The reality….

What is the reality of life with Autism?

What would I say if someone asked me that?

The reality is hard to talk about.
Hard because truth hurts.
The truth is that it is hard.

Hard to look after your own child?
Harder to admit that it is difficult.

The sleepless nights, the meltdowns, the violence, the anger, the fustration, the loneliness, the isolation.
…..the smiles, that look of love in their eyes, that ‘hug’, that new milestone reached.

It isn’t all hard…..is it?

Is it hard that your child is seen as different?
Is that harder to deal with than the behaviours?

The hardest part is the not knowing.
Not knowing how their mind works.
Not understanding.
Not being able to make anyone else understand.

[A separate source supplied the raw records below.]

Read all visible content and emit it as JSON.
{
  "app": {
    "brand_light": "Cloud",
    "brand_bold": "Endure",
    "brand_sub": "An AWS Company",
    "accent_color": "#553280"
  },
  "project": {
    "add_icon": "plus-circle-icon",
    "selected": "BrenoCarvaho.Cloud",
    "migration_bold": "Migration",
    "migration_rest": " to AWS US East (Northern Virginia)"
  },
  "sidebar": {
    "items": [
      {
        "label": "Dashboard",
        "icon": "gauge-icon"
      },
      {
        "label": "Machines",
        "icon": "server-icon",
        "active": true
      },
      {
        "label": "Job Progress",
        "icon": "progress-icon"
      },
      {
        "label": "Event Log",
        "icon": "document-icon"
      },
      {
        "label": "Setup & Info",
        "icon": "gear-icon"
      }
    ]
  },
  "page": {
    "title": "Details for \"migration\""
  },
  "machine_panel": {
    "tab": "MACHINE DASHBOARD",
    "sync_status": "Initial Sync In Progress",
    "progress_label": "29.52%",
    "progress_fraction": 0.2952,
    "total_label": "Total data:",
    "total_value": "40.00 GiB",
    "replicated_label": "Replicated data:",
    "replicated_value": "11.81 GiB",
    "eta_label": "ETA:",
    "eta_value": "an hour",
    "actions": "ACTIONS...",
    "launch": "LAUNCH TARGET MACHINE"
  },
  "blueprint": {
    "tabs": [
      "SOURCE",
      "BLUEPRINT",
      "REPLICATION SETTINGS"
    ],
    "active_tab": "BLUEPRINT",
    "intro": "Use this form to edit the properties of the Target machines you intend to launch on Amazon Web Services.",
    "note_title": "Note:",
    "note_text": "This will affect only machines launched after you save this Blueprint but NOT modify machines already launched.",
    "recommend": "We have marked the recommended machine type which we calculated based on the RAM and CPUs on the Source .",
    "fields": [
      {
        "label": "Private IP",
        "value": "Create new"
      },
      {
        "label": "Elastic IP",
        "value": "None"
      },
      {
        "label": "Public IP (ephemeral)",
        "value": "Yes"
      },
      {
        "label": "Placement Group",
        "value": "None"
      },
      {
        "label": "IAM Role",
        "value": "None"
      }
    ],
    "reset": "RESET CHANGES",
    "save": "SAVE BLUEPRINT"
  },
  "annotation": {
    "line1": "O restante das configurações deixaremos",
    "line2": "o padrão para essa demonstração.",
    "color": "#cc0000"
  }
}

The reality is that Autism is hard because we can never truly experience what it is like.
We can never be a part of something, but not be in it.
Part of the big wide world, but in your own little world.

The reality is that Autism is made harder by the lack of acceptance and understanding.

The reality is that Autism is hard for me to cope with, but much harder for my child to deal with.
To come to terms with being different.
To cope in a over stimulating, sensory world.

The reality is that unless you live with Autism, you will never truely understand it.
You see snapshots of children and their behaviours.
You see carers holding it together and managing an overwhelmed child.
What you don’t see is the reality.
The reality of that Autism is there 24/7.